Authors: Wei-Jhe Huang, Min-Hung Chen, Shang-Hong Lai
Abstract: Spatio-temporal action detection encompasses the tasks of localizing and
classifying individual actions within a video. Recent works aim to enhance this
process by incorporating interaction modeling, which captures the relationship
between people and their surrounding context. However, these approaches have
primarily focused on fully-supervised learning, and the current limitation lies
in the lack of generalization capability to recognize unseen action categories.

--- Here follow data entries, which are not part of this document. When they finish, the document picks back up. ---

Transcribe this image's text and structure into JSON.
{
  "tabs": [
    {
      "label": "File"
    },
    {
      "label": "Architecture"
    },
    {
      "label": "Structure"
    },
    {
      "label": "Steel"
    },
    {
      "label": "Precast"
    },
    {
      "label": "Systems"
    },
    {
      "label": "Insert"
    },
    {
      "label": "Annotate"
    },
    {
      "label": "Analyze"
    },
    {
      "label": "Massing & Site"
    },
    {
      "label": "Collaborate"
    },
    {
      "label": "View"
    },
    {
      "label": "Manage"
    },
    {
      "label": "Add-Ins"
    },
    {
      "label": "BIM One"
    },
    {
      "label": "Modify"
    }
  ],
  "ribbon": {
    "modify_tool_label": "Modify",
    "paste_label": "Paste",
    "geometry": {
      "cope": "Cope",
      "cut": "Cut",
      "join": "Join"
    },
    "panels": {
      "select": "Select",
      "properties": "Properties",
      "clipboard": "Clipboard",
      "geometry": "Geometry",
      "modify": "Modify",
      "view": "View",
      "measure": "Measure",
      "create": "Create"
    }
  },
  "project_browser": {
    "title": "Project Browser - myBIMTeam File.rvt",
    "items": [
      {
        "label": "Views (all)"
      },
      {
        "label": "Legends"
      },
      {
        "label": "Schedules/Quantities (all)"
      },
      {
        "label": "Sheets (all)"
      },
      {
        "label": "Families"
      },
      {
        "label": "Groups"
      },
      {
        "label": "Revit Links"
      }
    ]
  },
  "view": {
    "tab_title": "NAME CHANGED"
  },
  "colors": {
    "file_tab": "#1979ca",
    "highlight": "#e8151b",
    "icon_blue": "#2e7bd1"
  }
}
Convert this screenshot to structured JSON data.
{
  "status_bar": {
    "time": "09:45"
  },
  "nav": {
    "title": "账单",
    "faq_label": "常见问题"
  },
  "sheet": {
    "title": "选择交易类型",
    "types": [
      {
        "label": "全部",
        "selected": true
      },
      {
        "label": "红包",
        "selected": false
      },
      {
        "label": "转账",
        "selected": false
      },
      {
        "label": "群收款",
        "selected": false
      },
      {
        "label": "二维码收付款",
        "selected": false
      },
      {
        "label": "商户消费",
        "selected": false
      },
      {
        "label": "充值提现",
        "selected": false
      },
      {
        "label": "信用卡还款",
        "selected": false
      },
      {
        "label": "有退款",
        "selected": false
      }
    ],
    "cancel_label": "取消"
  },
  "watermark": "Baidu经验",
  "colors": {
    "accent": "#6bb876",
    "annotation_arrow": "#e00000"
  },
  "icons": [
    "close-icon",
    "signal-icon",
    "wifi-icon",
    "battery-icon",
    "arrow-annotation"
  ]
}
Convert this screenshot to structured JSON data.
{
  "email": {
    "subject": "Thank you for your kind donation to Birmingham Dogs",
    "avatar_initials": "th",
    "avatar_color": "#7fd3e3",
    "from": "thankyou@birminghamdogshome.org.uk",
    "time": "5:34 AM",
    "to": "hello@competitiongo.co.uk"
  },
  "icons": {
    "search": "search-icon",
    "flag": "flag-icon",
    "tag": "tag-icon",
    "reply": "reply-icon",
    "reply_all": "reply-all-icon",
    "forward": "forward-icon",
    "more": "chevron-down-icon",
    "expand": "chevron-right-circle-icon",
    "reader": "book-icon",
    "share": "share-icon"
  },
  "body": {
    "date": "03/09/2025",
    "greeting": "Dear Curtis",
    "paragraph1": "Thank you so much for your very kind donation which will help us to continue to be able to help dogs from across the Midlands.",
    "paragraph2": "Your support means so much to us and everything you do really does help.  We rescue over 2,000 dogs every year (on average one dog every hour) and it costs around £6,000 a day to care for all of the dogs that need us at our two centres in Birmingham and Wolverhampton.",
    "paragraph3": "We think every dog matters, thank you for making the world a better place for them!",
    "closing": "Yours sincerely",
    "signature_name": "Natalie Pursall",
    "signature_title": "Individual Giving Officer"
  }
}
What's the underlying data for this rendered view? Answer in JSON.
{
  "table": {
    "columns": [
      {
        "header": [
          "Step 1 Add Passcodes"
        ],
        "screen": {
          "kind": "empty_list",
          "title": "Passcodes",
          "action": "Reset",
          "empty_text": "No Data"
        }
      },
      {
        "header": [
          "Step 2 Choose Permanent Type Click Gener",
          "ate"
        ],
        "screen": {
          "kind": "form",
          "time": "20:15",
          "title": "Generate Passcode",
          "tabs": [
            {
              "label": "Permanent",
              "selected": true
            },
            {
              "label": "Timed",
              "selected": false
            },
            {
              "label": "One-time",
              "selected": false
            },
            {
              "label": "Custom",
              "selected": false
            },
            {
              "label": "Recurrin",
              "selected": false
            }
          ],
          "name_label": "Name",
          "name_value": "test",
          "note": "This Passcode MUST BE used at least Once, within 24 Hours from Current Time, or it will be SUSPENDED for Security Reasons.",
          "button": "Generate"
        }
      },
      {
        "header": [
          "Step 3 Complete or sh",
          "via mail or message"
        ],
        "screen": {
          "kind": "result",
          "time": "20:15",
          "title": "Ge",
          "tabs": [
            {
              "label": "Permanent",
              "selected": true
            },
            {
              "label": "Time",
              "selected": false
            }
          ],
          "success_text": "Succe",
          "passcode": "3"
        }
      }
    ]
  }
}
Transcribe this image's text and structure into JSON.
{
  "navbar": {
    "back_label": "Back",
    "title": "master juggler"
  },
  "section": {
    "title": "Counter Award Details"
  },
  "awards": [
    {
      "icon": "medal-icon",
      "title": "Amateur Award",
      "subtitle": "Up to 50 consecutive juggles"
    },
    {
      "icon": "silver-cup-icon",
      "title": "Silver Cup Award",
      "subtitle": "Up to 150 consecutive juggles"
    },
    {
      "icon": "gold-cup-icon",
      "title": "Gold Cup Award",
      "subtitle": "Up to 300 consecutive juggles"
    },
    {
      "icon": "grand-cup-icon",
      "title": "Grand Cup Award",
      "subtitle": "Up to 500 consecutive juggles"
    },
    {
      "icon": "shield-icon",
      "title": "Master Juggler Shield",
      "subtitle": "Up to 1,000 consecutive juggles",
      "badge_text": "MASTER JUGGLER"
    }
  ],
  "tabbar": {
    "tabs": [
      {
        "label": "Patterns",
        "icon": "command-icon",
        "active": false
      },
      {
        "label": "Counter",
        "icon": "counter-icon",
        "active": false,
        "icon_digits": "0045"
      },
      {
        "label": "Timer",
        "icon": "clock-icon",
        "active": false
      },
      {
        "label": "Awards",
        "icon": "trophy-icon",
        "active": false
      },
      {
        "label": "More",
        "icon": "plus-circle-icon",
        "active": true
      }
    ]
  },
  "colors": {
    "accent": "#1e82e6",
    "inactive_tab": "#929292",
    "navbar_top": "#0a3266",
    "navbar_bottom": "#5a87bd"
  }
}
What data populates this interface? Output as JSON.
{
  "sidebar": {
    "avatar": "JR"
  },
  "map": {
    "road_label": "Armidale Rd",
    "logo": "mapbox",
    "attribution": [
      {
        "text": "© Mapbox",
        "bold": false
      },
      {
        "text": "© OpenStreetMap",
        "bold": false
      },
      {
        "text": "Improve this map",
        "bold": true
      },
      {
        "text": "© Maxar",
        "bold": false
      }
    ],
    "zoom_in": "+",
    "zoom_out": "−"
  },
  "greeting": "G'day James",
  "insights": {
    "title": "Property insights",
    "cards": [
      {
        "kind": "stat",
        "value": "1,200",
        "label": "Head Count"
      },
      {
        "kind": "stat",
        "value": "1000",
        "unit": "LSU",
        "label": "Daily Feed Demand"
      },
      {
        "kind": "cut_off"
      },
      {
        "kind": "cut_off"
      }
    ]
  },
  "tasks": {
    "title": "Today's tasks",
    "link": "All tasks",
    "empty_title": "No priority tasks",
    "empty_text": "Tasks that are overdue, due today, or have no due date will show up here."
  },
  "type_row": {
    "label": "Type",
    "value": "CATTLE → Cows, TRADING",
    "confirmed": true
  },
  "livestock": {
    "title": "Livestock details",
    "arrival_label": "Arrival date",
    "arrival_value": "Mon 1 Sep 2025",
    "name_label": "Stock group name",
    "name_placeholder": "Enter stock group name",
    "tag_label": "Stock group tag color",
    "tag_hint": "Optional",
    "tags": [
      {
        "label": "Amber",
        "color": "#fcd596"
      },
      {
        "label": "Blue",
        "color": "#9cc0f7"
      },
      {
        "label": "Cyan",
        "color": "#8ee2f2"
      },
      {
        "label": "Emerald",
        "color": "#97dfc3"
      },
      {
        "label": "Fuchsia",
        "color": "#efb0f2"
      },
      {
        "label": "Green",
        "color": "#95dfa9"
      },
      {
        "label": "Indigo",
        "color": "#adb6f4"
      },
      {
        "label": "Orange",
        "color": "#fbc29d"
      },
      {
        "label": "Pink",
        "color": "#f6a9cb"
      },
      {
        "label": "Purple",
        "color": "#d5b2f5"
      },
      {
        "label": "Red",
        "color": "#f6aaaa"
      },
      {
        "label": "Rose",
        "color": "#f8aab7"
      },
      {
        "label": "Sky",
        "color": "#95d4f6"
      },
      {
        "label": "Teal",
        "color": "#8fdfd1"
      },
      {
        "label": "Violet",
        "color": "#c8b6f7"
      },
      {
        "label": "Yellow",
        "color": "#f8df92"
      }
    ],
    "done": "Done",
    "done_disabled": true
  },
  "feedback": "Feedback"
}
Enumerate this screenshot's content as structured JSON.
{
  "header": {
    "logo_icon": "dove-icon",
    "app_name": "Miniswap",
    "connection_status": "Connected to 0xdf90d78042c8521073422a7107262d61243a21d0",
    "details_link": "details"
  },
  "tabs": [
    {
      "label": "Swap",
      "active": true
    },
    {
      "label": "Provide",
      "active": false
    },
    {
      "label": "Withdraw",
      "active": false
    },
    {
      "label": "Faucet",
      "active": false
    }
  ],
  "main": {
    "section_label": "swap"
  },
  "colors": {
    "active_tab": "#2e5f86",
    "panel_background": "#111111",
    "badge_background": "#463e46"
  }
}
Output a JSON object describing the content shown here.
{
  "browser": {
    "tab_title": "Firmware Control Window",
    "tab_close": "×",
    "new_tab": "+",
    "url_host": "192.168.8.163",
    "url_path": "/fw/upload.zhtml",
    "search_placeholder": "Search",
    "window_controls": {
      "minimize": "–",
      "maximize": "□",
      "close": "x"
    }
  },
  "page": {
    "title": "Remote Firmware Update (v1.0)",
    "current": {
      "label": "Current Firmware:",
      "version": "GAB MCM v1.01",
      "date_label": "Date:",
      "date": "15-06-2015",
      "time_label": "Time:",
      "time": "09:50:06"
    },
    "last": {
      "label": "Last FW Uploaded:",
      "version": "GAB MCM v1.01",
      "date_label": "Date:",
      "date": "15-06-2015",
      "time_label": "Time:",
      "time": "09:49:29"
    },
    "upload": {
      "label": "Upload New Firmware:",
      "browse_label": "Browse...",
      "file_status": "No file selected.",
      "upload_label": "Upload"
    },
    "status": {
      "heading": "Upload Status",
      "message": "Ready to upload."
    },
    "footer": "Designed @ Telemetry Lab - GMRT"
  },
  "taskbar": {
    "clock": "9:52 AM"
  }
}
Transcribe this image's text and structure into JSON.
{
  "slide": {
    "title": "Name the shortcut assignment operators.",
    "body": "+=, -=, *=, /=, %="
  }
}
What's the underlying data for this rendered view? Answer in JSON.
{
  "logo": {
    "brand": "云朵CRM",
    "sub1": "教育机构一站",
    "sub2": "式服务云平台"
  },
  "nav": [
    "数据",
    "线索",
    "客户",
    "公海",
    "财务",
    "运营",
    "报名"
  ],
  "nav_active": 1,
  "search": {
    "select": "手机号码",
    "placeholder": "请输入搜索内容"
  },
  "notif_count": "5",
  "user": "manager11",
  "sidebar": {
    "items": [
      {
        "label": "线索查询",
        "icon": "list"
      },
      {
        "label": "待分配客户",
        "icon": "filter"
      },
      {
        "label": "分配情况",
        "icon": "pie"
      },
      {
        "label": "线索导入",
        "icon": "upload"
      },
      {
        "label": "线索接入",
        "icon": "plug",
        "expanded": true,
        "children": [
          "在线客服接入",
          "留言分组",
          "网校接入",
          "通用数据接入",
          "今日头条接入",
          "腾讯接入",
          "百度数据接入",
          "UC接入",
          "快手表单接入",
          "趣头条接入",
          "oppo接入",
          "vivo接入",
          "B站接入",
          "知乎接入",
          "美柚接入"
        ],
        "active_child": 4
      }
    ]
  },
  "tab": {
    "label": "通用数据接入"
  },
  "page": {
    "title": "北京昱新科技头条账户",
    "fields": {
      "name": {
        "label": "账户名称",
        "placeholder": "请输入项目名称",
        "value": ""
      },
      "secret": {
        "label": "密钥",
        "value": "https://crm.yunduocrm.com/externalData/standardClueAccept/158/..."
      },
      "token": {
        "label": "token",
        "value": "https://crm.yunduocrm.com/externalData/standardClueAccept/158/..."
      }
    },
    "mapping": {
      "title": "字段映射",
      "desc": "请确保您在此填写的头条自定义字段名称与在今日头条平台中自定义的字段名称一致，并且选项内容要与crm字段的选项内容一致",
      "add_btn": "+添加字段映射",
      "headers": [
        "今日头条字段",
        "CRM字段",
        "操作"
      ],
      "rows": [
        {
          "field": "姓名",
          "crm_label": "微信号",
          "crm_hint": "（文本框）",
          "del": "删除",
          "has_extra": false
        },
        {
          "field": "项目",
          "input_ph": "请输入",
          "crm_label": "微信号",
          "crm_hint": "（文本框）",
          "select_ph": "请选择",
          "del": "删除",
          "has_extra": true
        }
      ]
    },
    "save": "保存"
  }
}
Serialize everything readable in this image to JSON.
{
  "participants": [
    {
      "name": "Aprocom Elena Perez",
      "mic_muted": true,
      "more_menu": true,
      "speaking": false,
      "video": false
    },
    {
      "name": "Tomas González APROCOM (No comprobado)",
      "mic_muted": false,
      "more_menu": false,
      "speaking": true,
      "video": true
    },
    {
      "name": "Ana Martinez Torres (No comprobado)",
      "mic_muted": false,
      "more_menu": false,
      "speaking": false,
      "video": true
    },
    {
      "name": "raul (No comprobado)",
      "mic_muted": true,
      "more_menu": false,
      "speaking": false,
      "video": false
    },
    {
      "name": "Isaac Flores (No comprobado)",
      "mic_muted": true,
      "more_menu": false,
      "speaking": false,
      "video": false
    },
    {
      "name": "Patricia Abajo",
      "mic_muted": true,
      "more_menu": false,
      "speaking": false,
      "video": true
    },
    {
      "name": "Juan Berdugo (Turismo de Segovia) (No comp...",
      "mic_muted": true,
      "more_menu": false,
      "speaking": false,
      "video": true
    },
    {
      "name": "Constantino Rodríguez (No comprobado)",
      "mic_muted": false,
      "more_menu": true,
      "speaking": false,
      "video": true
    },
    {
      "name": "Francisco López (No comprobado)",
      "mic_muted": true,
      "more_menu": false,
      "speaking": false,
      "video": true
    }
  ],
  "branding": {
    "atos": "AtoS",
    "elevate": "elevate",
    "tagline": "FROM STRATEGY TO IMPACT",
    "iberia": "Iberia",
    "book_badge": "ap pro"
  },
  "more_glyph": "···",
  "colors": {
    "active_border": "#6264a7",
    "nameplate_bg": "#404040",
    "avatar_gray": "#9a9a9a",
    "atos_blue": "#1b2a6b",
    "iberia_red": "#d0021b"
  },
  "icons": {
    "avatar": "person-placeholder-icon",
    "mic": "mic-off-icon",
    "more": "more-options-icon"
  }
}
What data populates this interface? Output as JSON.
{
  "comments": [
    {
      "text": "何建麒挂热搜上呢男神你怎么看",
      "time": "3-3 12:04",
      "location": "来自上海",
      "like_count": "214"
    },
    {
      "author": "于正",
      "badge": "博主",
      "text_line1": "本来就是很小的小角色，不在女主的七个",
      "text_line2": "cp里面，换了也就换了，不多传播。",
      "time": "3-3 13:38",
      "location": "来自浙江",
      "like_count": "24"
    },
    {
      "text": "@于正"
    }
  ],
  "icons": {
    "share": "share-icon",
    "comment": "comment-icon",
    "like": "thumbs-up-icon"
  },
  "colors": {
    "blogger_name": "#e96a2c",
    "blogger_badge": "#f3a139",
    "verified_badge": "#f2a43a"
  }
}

In this paper, we aim to adapt the pretrained image-language models to detect
unseen actions. To this end, we propose a method which can effectively leverage
the rich knowledge of visual-language models to perform Person-Context
Interaction. Meanwhile, our Context Prompting module will utilize contextual
information to prompt labels, thereby enhancing the generation of more
representative text features. Moreover, to address the challenge of recognizing
distinct actions by multiple people at the same timestamp, we design the
Interest Token Spotting mechanism which employs pretrained visual knowledge to
find each person’s interest context tokens, and then these tokens will be used
for prompting to generate text features tailored to each individual. To
evaluate the ability to detect unseen actions, we propose a comprehensive
benchmark on J-HMDB, UCF101-24, and AVA datasets. The experiments show that our
method achieves superior results compared to previous approaches and can be
further extended to multi-action videos, bringing it closer to real-world
applications. The code and data can be found in
https://webber2933.github.io/ST-CLIP-project-page.
Source: http://arxiv.org/abs/2408.15996v1